Dr. Sutkin is passionate about the education of tomorrow’s doctors. His current research interests address surgical safety and error prevention, including interprofessional communication in the operating room. His National Institute of Biomedical Imaging and Bioengineering sponsored research focuses on surgeon kinematics and surgical error.

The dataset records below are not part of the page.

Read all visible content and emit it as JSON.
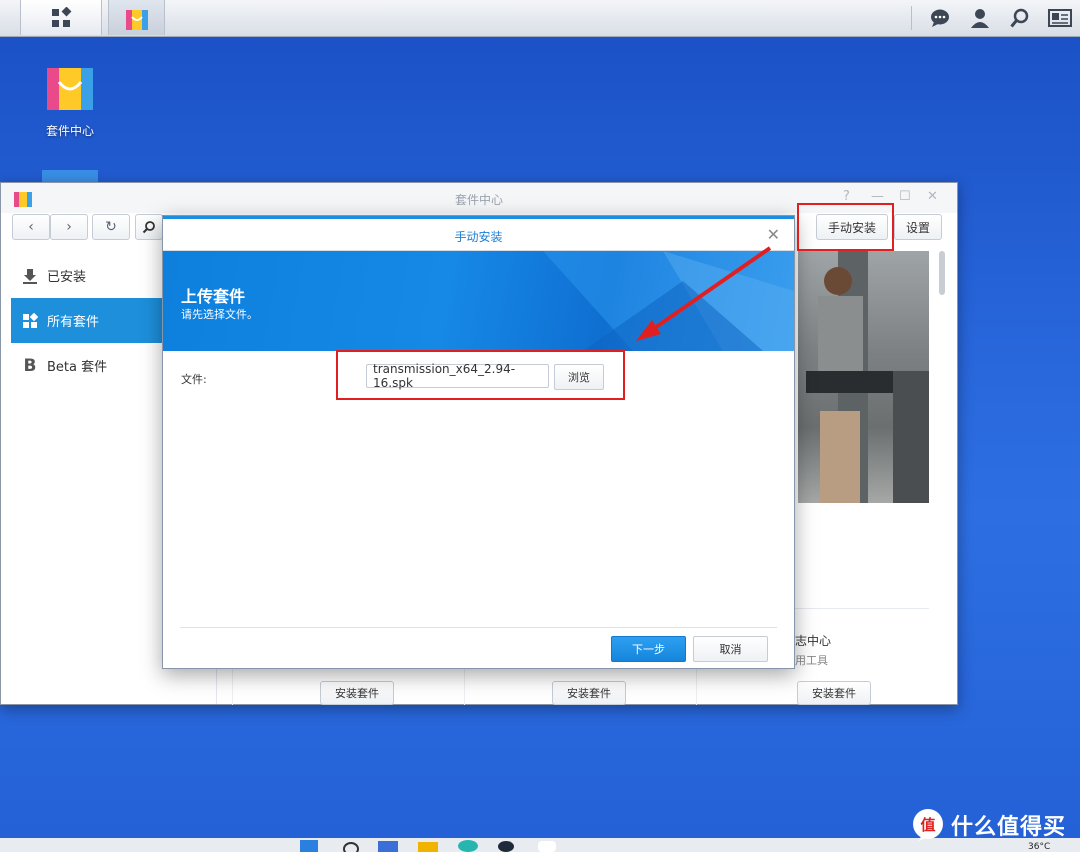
{
  "desktop": {
    "icon_label": "套件中心"
  },
  "window": {
    "title": "套件中心",
    "toolbar": {
      "manual_install": "手动安装",
      "settings": "设置"
    },
    "sidebar": [
      {
        "label": "已安装",
        "icon": "download-icon"
      },
      {
        "label": "所有套件",
        "icon": "grid-icon"
      },
      {
        "label": "Beta 套件",
        "icon": "beta-icon"
      }
    ],
    "packages": [
      {
        "install_label": "安装套件"
      },
      {
        "install_label": "安装套件"
      },
      {
        "install_label": "安装套件",
        "name_partial": "志中心",
        "desc_partial": "用工具"
      }
    ]
  },
  "modal": {
    "title": "手动安装",
    "banner_title": "上传套件",
    "banner_subtitle": "请先选择文件。",
    "file_label": "文件:",
    "file_value": "transmission_x64_2.94-16.spk",
    "browse_label": "浏览",
    "next_label": "下一步",
    "cancel_label": "取消"
  },
  "watermark": {
    "text": "什么值得买",
    "badge": "值"
  },
  "tray": {
    "temperature": "36°C"
  },
  "colors": {
    "desktop": "#2663d8",
    "accent": "#1a8fe0",
    "annotation": "#e02020"
  }
}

Blind Surgical Procedures and Motion Capture for Surgical Safety
The mission of the Surgical Innovation Lab is to investigate what threatens patient safety in the operating room. We approach this complex problem through multiple methodologies, including bioengineering, and interprofessional and observational approaches. In this presentation, we present work from the collaboration between surgeon and engineer researchers at UMKC. We used motion capture technology to track a Gynecare TVT trocar on a high fidelity pelvis simulation platform. We measured trocar tip position and recorded vocalizations when surgeon participants perceived contacting the bone and crossing 3 landmark-oriented planes. We calculated differences between vocalization times and when the trocar crossed the corresponding plane. Our results will help surgeons estimate the location of their instrument in blind space when passing it adjacent to vital organs and will improve surgical safety.